A primeira encruzilhada do Supremo em 2024 (por Antonio Escosteguy Castro)

Foto: Guilherme Santos/Sul21
Foto: Guilherme Santos/Sul21

Antonio Escosteguy Castro (*)

Está pautado para o próximo dia 8 de fevereiro , no Pleno do STF, o julgamento da Reclamação 64018 , proposta pela Rappi do Brasil contra decisão do TRT da 3ª Região que havia reconhecido o vínculo de emprego de entregador (rider) , com um alcance que pode afastar a competência da Justiça do Trabalho para o tema do trabalho plataformizado.

O que primeiro chama atenção nesse julgamento é a pressa do Supremo em definir esse tema , com tão amplo alcance. Foi em 2023 que se tornaram mais comuns essas reclamações , em geral decididas  monocraticamente por ministros do STF, contra decisões da Justiça do Trabalho que reconheciam o vínculo de emprego para trabalhadores plataformizados. O tema, portanto, é complexo e recente. Parece haver a necessidade de julgá-lo ainda antes da chegada de Flávio Dino na Corte, marcada para 22 de fevereiro, em substituição a Rosa Weber que, destarte seus belos votos em Direito do Trabalho, nunca conseguiu articular uma maioria que lhes desse eficácia.

A troika que hoje hegemoniza o STF (Moraes/Gilmar/Barroso) tem utilizado a legitimidade e a força jurídica e política que lhes concede um impecável trabalho em defesa do Estado Democrático de Direito , com o desmantelamento da Operação Lava Jato e, principalmente, com as medidas para combater e reprimir a tentativa de golpe do 8 de janeiro de 2023 , para impor um bloco liberalizante de decisões que faria inveja a Javier Milei, o instável anarcocapitalista dos pagos argentinos.

Os antecedentes recentes dessa ofensiva ultraliberal foram as decisões do STF , capitaneadas pelo Min.

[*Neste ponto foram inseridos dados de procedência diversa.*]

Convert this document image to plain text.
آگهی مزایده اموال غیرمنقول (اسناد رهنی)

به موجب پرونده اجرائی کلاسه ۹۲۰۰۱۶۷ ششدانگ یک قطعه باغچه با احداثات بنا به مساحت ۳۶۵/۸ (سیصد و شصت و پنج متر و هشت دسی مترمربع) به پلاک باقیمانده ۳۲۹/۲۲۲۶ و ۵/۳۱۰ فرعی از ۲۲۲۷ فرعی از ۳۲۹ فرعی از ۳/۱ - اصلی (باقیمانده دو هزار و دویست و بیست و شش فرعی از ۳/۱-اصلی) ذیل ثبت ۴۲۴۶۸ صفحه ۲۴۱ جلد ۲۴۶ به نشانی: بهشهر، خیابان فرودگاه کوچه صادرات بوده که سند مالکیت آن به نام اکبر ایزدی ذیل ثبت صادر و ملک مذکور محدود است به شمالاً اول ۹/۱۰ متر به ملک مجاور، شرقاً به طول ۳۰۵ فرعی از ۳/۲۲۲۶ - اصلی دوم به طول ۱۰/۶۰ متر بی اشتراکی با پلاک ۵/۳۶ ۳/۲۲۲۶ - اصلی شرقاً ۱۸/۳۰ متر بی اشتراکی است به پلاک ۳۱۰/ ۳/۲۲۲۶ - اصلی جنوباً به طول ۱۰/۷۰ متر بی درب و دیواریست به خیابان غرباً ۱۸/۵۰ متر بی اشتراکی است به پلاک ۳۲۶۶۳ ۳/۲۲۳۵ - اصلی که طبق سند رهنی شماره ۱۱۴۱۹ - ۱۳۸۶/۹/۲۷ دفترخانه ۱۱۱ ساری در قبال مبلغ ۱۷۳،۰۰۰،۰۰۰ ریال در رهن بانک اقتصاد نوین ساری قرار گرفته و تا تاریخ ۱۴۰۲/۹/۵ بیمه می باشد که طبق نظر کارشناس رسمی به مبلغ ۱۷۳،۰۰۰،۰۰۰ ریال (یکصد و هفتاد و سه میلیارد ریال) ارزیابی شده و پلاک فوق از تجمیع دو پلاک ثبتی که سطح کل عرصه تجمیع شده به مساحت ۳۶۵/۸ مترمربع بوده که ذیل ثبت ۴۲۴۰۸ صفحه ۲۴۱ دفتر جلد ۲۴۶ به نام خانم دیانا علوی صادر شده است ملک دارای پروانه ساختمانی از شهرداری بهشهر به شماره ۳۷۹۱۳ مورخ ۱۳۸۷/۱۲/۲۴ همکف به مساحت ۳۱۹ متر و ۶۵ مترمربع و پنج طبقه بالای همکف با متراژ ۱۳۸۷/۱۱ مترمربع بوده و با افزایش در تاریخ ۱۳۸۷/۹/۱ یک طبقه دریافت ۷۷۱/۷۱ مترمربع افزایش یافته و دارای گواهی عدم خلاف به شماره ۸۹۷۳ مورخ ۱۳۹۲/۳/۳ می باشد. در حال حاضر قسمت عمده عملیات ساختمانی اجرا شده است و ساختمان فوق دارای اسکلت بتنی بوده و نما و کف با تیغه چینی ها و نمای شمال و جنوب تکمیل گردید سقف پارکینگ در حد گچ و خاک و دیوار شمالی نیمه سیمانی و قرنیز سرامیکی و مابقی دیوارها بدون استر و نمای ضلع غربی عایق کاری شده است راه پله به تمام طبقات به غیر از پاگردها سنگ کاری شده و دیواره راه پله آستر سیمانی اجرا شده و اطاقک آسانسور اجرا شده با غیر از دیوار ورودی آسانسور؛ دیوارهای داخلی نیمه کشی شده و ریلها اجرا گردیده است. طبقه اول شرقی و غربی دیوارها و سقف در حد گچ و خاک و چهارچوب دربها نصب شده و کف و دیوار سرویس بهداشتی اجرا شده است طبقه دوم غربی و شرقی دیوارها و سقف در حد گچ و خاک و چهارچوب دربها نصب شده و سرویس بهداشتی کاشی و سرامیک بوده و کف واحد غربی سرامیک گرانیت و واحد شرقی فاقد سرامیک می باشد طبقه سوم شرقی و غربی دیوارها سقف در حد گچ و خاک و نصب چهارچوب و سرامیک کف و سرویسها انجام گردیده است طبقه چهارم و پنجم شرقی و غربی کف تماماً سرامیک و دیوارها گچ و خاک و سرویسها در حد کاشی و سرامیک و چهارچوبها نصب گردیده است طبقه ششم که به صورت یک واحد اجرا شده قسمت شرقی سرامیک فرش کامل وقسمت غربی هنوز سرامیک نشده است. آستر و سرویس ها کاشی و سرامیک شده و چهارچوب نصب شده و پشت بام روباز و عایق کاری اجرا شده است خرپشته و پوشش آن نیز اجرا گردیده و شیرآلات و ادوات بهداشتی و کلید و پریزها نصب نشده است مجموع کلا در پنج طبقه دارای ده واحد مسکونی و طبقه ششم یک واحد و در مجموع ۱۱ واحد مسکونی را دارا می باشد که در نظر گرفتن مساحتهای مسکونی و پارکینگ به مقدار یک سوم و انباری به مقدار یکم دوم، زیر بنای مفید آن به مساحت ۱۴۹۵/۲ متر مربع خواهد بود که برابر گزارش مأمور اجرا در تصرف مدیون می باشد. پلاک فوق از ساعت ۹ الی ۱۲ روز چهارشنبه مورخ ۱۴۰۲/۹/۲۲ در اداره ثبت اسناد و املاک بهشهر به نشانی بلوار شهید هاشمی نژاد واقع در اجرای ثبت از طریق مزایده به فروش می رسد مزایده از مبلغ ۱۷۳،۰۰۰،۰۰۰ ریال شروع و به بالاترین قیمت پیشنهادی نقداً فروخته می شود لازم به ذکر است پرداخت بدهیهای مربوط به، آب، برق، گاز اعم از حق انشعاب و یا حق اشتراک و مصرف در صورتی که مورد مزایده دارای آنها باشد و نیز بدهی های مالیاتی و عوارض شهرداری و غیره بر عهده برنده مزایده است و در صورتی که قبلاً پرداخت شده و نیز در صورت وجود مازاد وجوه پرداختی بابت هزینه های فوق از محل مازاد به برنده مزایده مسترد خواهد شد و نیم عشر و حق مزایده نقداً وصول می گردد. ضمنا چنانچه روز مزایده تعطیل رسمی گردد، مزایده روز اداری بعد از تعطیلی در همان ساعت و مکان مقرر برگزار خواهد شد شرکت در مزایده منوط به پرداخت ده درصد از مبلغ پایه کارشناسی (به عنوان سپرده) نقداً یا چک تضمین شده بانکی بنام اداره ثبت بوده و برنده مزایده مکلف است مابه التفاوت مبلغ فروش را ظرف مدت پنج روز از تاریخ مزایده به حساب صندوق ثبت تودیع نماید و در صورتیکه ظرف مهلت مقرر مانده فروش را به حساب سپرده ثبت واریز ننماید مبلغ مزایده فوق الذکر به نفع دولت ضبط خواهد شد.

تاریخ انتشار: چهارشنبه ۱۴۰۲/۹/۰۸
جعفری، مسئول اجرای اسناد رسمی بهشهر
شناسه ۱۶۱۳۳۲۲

Barroso (ADC 48, ADPF 324 , Tema 725, entre outras ), que rompendo as travas que a Justiça do Trabalho impunha ( Enunciado 331 do TST) permitiram uma terceirização descontrolada dos serviços em nosso país, que hoje dá origem à verdadeira epidemia de casos de trabalho análogo à escravidão, que se tratam exatamente de consequências diretas de uma terceirização abusiva.

Quanto ao trabalho plataformizado , após histórica decisão da 3ª Turma do TST, da lavra do Ministro Godinho, publicada em abril de 2022 , a Justiça do Trabalho começou a reconhecer a existência do contrato de emprego ( cuja definição está precisamente aposta na CLT) , a partir da verificação da “ subordinação algorítmica” tão bem definida por aquele brilhante magistrado. Por óbvio, tais decisões dizem respeito a casos concretos que lhe foram submetidos , em julgamentos com ampla instrução e contraditório.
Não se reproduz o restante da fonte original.